On October 24, 2023 PPWO and 87 organizations representing private, public, nonprofit, and educational entities sent letters to House and Senate lawmakers requesting that they urge the Department of Labor’s Wage and Hour Division to withdraw its proposed overtime pay regulations. The Department has proposed to increase the minimum salary level that an employee must receive to be exempt from federal overtime pay by an overwhelming 70 percent and has additionally proposed to automatically increase the salary level every three years. This proposal comes despite the Department updating the minimum salary level just four years ago in 2019, and the new proposed salary level is effectively 154 percent higher than the threshold that was in place prior to that 2019 update.
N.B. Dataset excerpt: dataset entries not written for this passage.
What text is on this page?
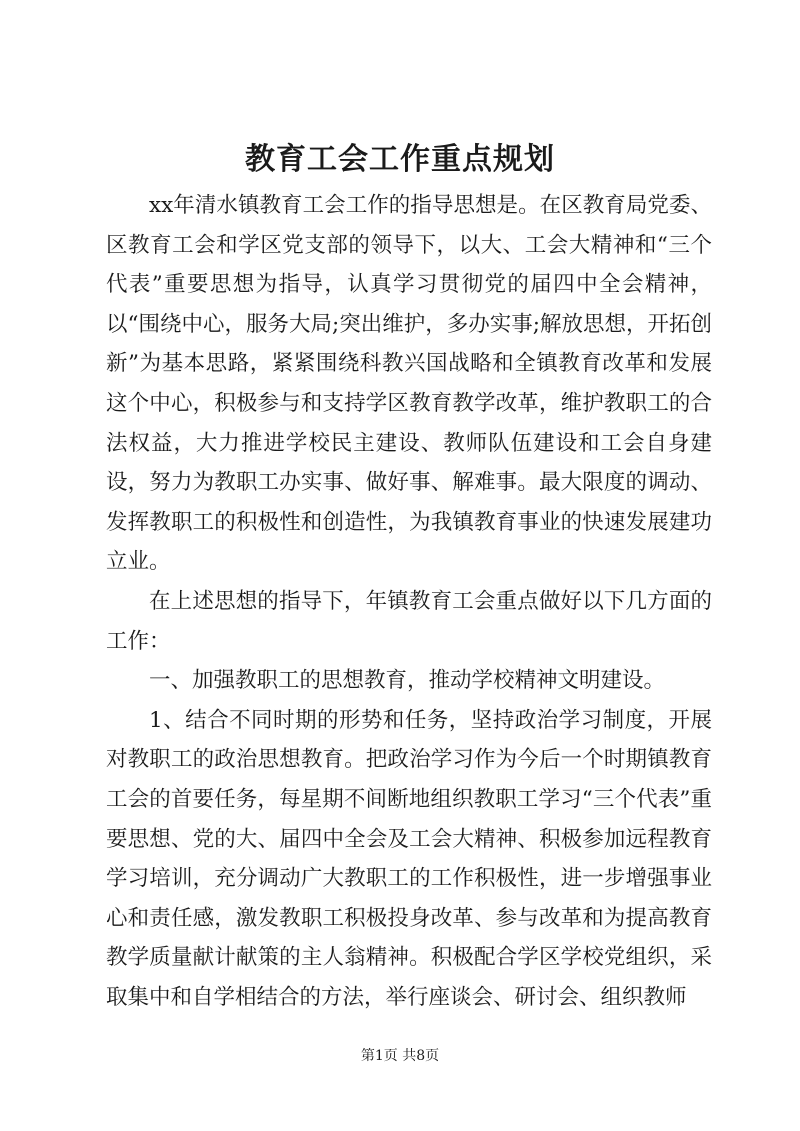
教育工会工作重点规划

xx年清水镇教育工会工作的指导思想是。在区教育局党委、区教育工会和学区党支部的领导下，以大、工会大精神和“三个代表”重要思想为指导，认真学习贯彻党的届四中全会精神，以“围绕中心，服务大局;突出维护，多办实事;解放思想，开拓创新”为基本思路，紧紧围绕科教兴国战略和全镇教育改革和发展这个中心，积极参与和支持学区教育教学改革，维护教职工的合法权益，大力推进学校民主建设、教师队伍建设和工会自身建设，努力为教职工办实事、做好事、解难事。最大限度的调动、发挥教职工的积极性和创造性，为我镇教育事业的快速发展建功立业。

在上述思想的指导下，年镇教育工会重点做好以下几方面的工作：

一、加强教职工的思想教育，推动学校精神文明建设。

1、结合不同时期的形势和任务，坚持政治学习制度，开展对教职工的政治思想教育。把政治学习作为今后一个时期镇教育工会的首要任务，每星期不间断地组织教职工学习“三个代表”重要思想、党的大、届四中全会及工会大精神、积极参加远程教育学习培训，充分调动广大教职工的工作积极性，进一步增强事业心和责任感，激发教职工积极投身改革、参与改革和为提高教育教学质量献计献策的主人翁精神。积极配合学区学校党组织，采取集中和自学相结合的方法，举行座谈会、研讨会、组织教师

第1页 共8页
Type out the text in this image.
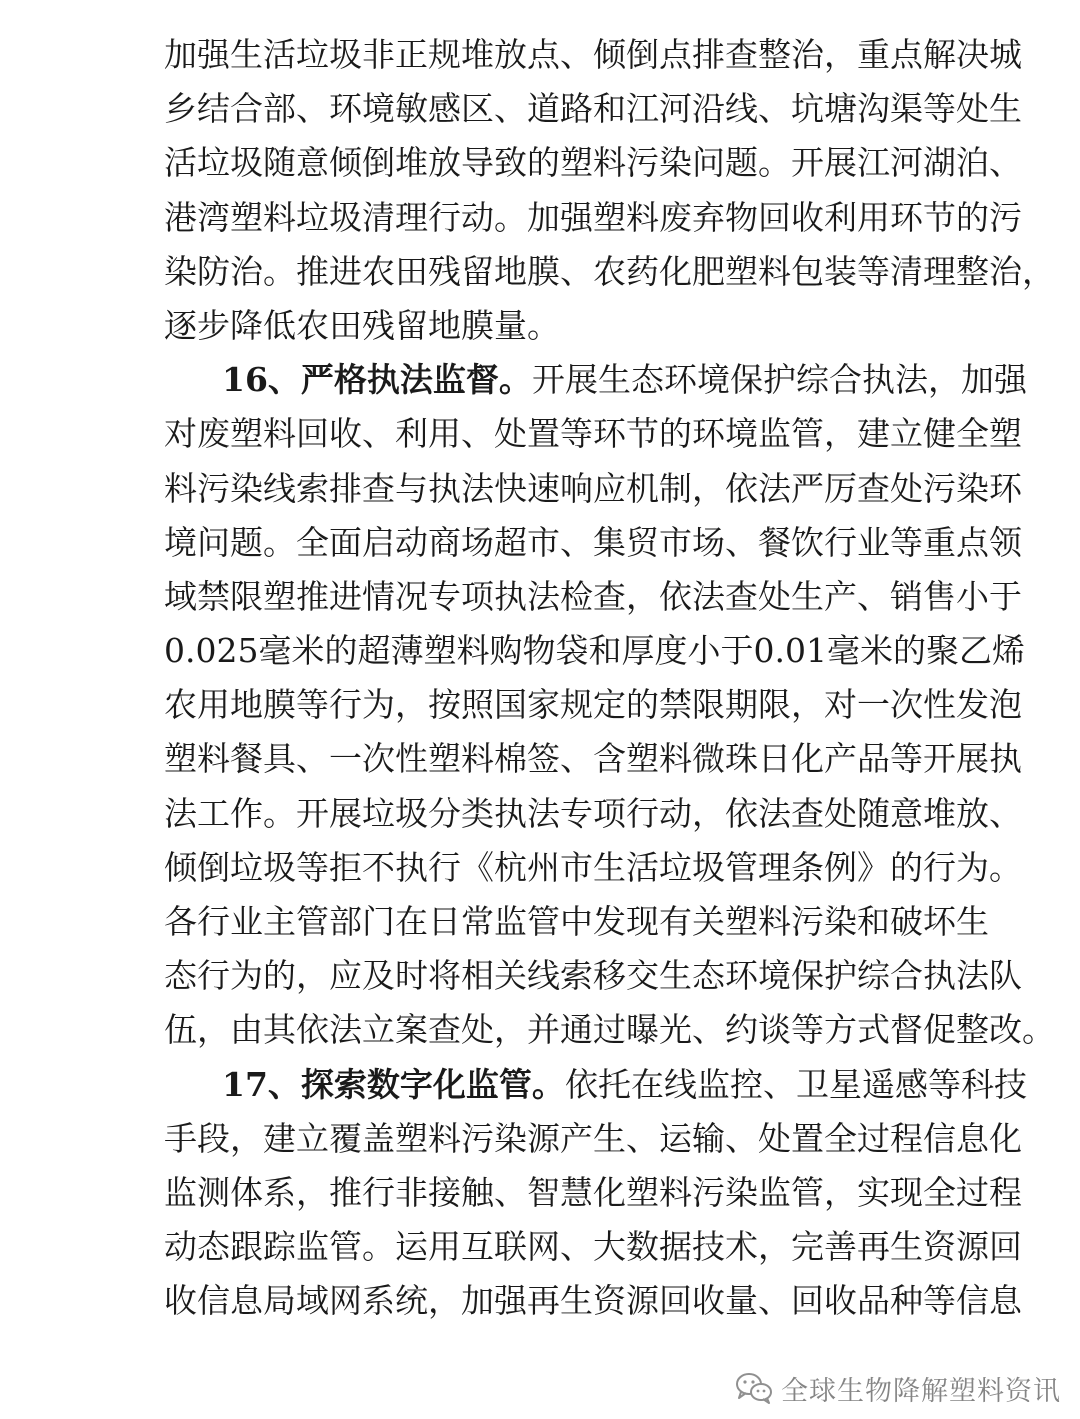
加强生活垃圾非正规堆放点、倾倒点排查整治，重点解决城
乡结合部、环境敏感区、道路和江河沿线、坑塘沟渠等处生
活垃圾随意倾倒堆放导致的塑料污染问题。开展江河湖泊、
港湾塑料垃圾清理行动。加强塑料废弃物回收利用环节的污
染防治。推进农田残留地膜、农药化肥塑料包装等清理整治，
逐步降低农田残留地膜量。
16、严格执法监督。开展生态环境保护综合执法，加强
对废塑料回收、利用、处置等环节的环境监管，建立健全塑
料污染线索排查与执法快速响应机制，依法严厉查处污染环
境问题。全面启动商场超市、集贸市场、餐饮行业等重点领
域禁限塑推进情况专项执法检查，依法查处生产、销售小于
0.025毫米的超薄塑料购物袋和厚度小于0.01毫米的聚乙烯
农用地膜等行为，按照国家规定的禁限期限，对一次性发泡
塑料餐具、一次性塑料棉签、含塑料微珠日化产品等开展执
法工作。开展垃圾分类执法专项行动，依法查处随意堆放、
倾倒垃圾等拒不执行《杭州市生活垃圾管理条例》的行为。
各行业主管部门在日常监管中发现有关塑料污染和破坏生
态行为的，应及时将相关线索移交生态环境保护综合执法队
伍，由其依法立案查处，并通过曝光、约谈等方式督促整改。
17、探索数字化监管。依托在线监控、卫星遥感等科技
手段，建立覆盖塑料污染源产生、运输、处置全过程信息化
监测体系，推行非接触、智慧化塑料污染监管，实现全过程
动态跟踪监管。运用互联网、大数据技术，完善再生资源回
收信息局域网系统，加强再生资源回收量、回收品种等信息
全球生物降解塑料资讯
As the letters note, “the Department has not provided adequate justification for the proposed increase and automatic updates, both of which are unlawful, inconsistent with historic norms, and will harm businesses, nonprofits, colleges and universities, states, cities, towns and public schools as well as the workers they employ and the consumers, students and people they serve.” Moreover:
  • The Department provided a mere 60 days for the public to submit comments on the proposal, despite receiving extension requests from PPWO and hundreds of additional associations. As those requests noted, 60 days is insufficient for stakeholders to collect necessary and comprehensive data on the proposal’s implications — including which employees will be impacted; what those impacts will mean for workers, entities, and consumers; and what alternatives the Department could consider.
  • The Department’s increase is unnecessary and unprecedented. The Department has updated the salary level eight times since 1938 (on average, every 9.87 years) and increases have ranged from 5 to 50 percent. Increases have never come close to approaching 154 percent.
  • The proposal’s costs will largely be borne by entry level workers in rural and economically stressed regions as well as those graduating with degrees that do not conventionally command high salaries given that organizations will face exorbitant transition and operational costs that will require headcount and service reductions.
  • Automatic updates to the salary level will impose significant inflationary pressure on the economy at a time when rising costs have already proven detrimental.